The music itself veers uncontrollably between slinky surf tunes (‘Sex Euro’ and ‘Satan Jeans’), straight-up Tiki tones (‘Monkey Safari’), dive bar/spy film jazz (‘Not Made In Japan’) and no-budget 60s schlock (‘Chasing for Young Blood’) – it all being as tripped-out as time-warped.
Think of the imagery of ‘Big Daddy’ Roth, of Ed Wood and Betty Page, and then devise the grooviest aural backdrop –without a doubt it will be that of Crazy Price.
SEAPLANE
Technical Difficulties (Roadside Furniture/Reverberation)
Given the diverse nature of the Seaplane boys and the multiple bands they seem to play in, it’s good to finally have a whole album. These 11 songs covering breath and depth that has long encompassed them live.
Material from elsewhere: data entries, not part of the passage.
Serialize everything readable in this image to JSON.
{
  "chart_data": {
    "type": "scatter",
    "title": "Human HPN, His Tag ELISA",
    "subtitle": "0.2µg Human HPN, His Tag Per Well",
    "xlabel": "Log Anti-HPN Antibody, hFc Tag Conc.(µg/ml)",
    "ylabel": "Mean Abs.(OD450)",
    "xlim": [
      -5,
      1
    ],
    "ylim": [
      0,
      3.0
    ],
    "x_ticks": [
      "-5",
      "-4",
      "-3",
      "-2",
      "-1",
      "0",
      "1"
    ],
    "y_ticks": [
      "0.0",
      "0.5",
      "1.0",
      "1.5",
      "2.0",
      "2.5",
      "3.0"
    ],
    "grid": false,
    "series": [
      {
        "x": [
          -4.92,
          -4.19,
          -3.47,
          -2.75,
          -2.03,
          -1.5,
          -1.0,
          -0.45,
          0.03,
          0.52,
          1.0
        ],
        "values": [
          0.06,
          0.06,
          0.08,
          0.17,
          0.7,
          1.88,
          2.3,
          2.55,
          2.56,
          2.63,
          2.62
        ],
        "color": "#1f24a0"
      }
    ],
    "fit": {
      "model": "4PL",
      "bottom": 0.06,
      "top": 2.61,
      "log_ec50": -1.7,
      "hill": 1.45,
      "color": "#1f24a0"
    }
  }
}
It has to be said though that everything that singer /guitarist Dale Peachy touches here becomes defined by his lo-fi indie rock aesthetic and sound. This drowning out the other two-thirds of the band and leaving you no other choice but to compare Technical Difficulties to Peachy’s previous output – so while good, it’s still a poor man’s Dollar Bar album. The scrappy sounds of the title track and ‘Bingo’ lacks the necessary definition to make them really resonate and the ballad-esq moments of ‘Latino’ and ‘Red Bones’ are a little too sappy to sound earnest. Ripping rock like ‘I’m Awake’ offsets these moments but it’s not enough to bring the band into their own. Good but not as good as you know they’re capable of, maybe that takes the spontaneity of the stage.
THE MAGNOLIA ELECTRIC CO.
Hard Man To Love (Secretly Canadian)
The first single from Jason Molina’s brilliant Magnolia Electric Co. album is more like an EP in itself than a promotional item for the album. Featuring the title track, a harrowing duet by Molina and Jennie Benford, the four additional songs are all previously unreleased. ‘Bowery’ and ’31 Seasons…’ are more languid tales of sorrow underpinned by aching pedal steel guitar and organ. ‘Doing Something Wrong’ is old-school Neil Young, while ‘Werewolves Of London’ is an intriguing Warren Zevon cover. It’s almost like this man can’t write a bad country song.